That’s hardly necessary. Let’s suppose you have some service that costs 1 cent every 1,000 queries. If you’re billing it then you need to be keeping track of it and incrementing some counter somewhere. If old number mod x < new number mod x them do some check, that’s very cheap on average and doesn’t add latency if done after the fact.

PS: Phone companies can pull this stuff off successfully for millions of cellphones. If you’re arguing keeping up with AT&T is to hard, you have serious organizational problems.




That counter may well not exist outside of billing for longer than it takes to batch some records together. It will need to be shared and synchronized with the rest of the fleet, the other fleets in the availability zone, the other zones in the region, the other regions, and every other service in AWS. There are strict rules about crossing these boundaries for sake of failure isolation.

As an amusing extra sticking point, your service has no idea how much it actually costs, because that's calculated by billing- the rates may vary from request to request or from customer to customer.

Without spending way too long thinking about it, the complexity in figuring out exactly when to stop is significant enough that it probably cannot practically be done in the critical path of these kinds of high-volume systems, hence the reactive approach being more plausible to me.

I don't know what kinds of problems AT&T has, but at the risk of saying dumb things about an industry I know next to nothing about, your phone is only attached to one tower at a time, and that probably helps a bit. And I'm not sure when it wouldn't be simpler and just as good for them to also react after the fact, anyway.


First arguing based on existing infrastructure ignores the fact your changing the system therefore any new system is a viable option. All the existing system changes is how much things cost. Anyway, for independent distributed systems you can use probability rather than fixed numbers.
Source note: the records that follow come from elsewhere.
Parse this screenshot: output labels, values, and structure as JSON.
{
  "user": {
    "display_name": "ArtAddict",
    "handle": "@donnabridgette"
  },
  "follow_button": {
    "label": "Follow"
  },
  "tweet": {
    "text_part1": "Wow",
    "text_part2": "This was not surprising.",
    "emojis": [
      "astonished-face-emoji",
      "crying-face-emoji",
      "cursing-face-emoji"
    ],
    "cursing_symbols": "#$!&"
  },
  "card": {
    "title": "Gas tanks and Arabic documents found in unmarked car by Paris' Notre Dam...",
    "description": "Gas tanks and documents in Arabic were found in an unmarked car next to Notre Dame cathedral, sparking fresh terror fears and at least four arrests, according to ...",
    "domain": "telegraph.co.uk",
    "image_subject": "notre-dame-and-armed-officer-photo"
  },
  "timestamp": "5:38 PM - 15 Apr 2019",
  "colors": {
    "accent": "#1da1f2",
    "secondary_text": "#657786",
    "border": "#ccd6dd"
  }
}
That said, your losing the forest for the trees, the accuracy isn’t that important. You can still bill for actual usage. A 15 minute granularity is vastly better than a 30 day one. As long as you can kill processes you don’t need to check in the middle of every action. Things being asynchronous is just the cost of business at scale.


I'm hardly saying it's impossible; I'm saying that it's not easy, and may even be hard. Doing it well would likely require a wide-reaching effort the likes of which would eventually reach my ears, and the fact that I haven't heard of such a thing implies to me that it's probably not an AWS priority.

Why that would be, I leave to you.


>your phone is only attached to one tower at a time

Not when you're being simswapped


> PS: Phone companies can pull this stuff off successfully for millions of cellphones. If you’re arguing keeping up with AT&T is to hard, you have serious organizational problems.

To be fair, AT&T in particular does prepaid shutoffs on a pretty coarse granularity, I think it's like 15-minute intervals.

I know this because for a while I had to use a prepaid LTE modem as my primary internet connection. You can use as much bandwidth as you want for the remainder of the 15-minute interval in which you exceed what you've paid for -- then they shut you off.

I once managed (by accident) to get 3GB out of a 2GB plan purchase because of this.

Of course that free 1GB was only free because I consumed all of it in the 14.9 minute time period preceding NO CARRIER.